Scanorama, the European Film Festival, is held in Lithuania every year in November. It was established in 2003. The festival is usually held in three cities: Vilnius, Kaunas and Klaipėda, and recently Šiauliai was added to its locations. The artistic director is Gražina Arlickaitė, who is also the festival founder.

In recent years, Scanorama has launched the Scanorama Summer programme, a satellite event aimed at presenting European cinematic traditions and new releases in Lithuania's regions. The project focuses not on single film showings but on organising compact festivals in smaller towns.

== History ==
The festival is held annually in November. It was established by Gražina Arlickaitė in 2003. Since then Arlickaitė is the manager and artistic director of the festival. The festival was usually held in three cities: Vilnius, Kaunas and Klaipėda, and recently Šiauliai was added to its locations. Originally, the festival was established as a film forum of Nordic countries. Over time its scope grew and it had eventually become a forum for films from all European countries. It now shows around a hundred films, and attracts 30,000 submissions.

In 2008, Scanorama established the Baltic short film competition "New Baltic Cinema". In 2022 it was renamed to "Glimpses of Europe", to address the expanded scope of the festival.
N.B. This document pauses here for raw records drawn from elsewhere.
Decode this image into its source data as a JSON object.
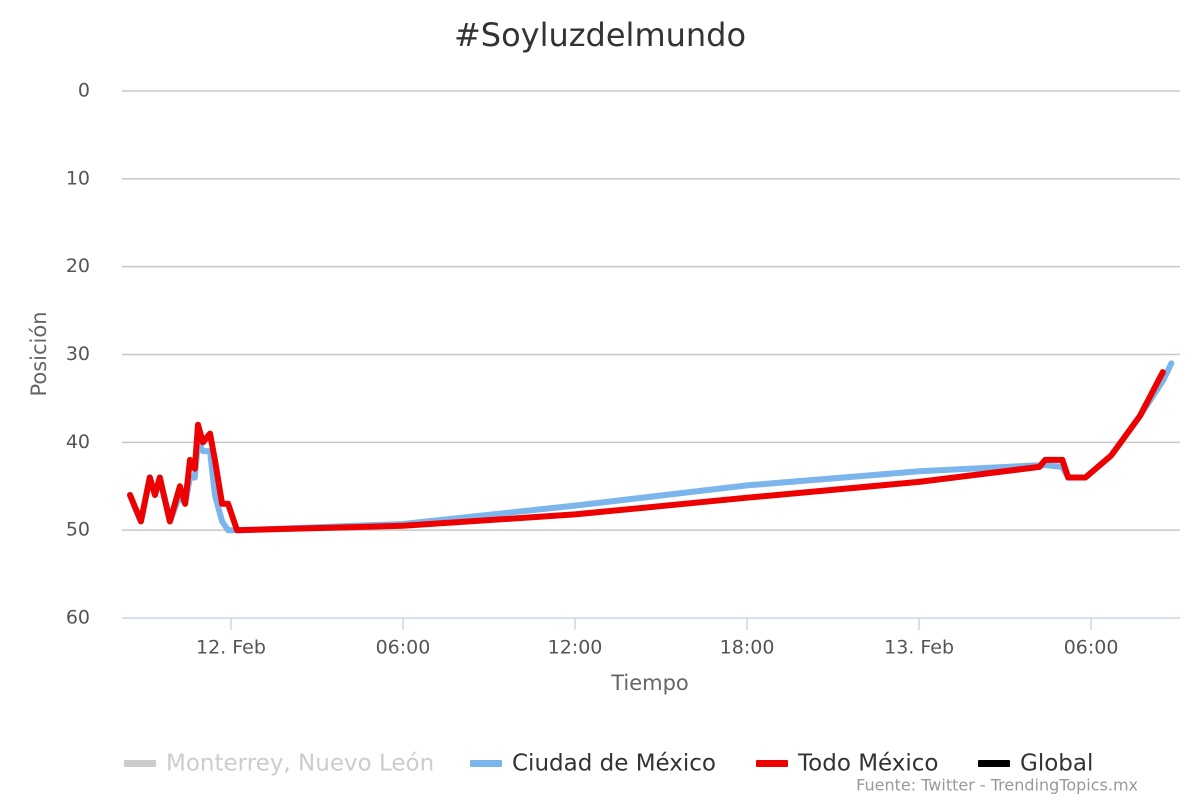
{
  "chart_data": {
    "type": "line",
    "title": "#Soyluzdelmundo",
    "y_label": "Posición",
    "x_label": "Tiempo",
    "source": "Fuente: Twitter - TrendingTopics.mx",
    "y_reversed": true,
    "grid": true,
    "legend_position": "bottom",
    "ylim": [
      0,
      60
    ],
    "yticks": [
      0,
      10,
      20,
      30,
      40,
      50,
      60
    ],
    "xlim": [
      -3.8,
      33.1
    ],
    "xticks": [
      {
        "value": 0,
        "label": "12. Feb"
      },
      {
        "value": 6,
        "label": "06:00"
      },
      {
        "value": 12,
        "label": "12:00"
      },
      {
        "value": 18,
        "label": "18:00"
      },
      {
        "value": 24,
        "label": "13. Feb"
      },
      {
        "value": 30,
        "label": "06:00"
      }
    ],
    "x": [
      -3.52,
      -3.14,
      -2.83,
      -2.65,
      -2.48,
      -2.13,
      -1.78,
      -1.6,
      -1.43,
      -1.26,
      -1.15,
      -0.98,
      -0.73,
      -0.56,
      -0.31,
      -0.1,
      0.21,
      6,
      12,
      18,
      24,
      28.2,
      28.4,
      29,
      29.2,
      29.8,
      30.7,
      31.7,
      32.5,
      32.8
    ],
    "series": [
      {
        "name": "Monterrey, Nuevo León",
        "color": "#cccccc",
        "visible": false,
        "values": [
          null,
          null,
          null,
          null,
          null,
          null,
          null,
          null,
          null,
          null,
          null,
          null,
          null,
          null,
          null,
          null,
          null,
          null,
          null,
          null,
          null,
          null,
          null,
          null,
          null,
          null,
          null,
          null,
          null,
          null
        ]
      },
      {
        "name": "Ciudad de México",
        "color": "#7cb5ec",
        "visible": true,
        "values": [
          46,
          49,
          44,
          46,
          44,
          49,
          46,
          47,
          44,
          44,
          40,
          41,
          41,
          46,
          49,
          50,
          50,
          49.3,
          47.2,
          44.9,
          43.3,
          42.6,
          42.6,
          42.8,
          44,
          44,
          41.5,
          37,
          33,
          31
        ]
      },
      {
        "name": "Todo México",
        "color": "#ee0000",
        "visible": true,
        "values": [
          46,
          49,
          44,
          46,
          44,
          49,
          45,
          47,
          42,
          43,
          38,
          40,
          39,
          42,
          47,
          47,
          50,
          49.5,
          48.2,
          46.3,
          44.5,
          42.8,
          42,
          42,
          44,
          44,
          41.5,
          37,
          32,
          null
        ]
      },
      {
        "name": "Global",
        "color": "#000000",
        "visible": true,
        "values": [
          null,
          null,
          null,
          null,
          null,
          null,
          null,
          null,
          null,
          null,
          null,
          null,
          null,
          null,
          null,
          null,
          null,
          null,
          null,
          null,
          null,
          null,
          null,
          null,
          null,
          null,
          null,
          null,
          null,
          null
        ]
      }
    ]
  }
}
In 2017 Scanorama, together with six other European film festivals established the film festival network "Moving Images – Open Borders" which aims to enhance the cooperation of European filmmakers.

In 2022, the 20th anniversary Scanorama was held in Vilnius, Kaunas, Klaipėda, Šiauliai, Panevėžys, and Alytus.

Notable winners of the competitions as Scanorama include Mark Gerstorfer for Best Short Film in 2022, and Saulius Baradinskas won the Best Lithuanian Short Film award, with 'Techno mama', which went on to receive 35 awards, and was nominated at the European Film Academy Awards for Best Short Film.

In 2025, Scanorama expanded to ten cities across Lithuania, where it screened 93 feature films, 35 short films, and hosted two workshops. The opening film of the festival was The Love That Remains, directed by Icelandic filmmaker Hlynur Pálmason.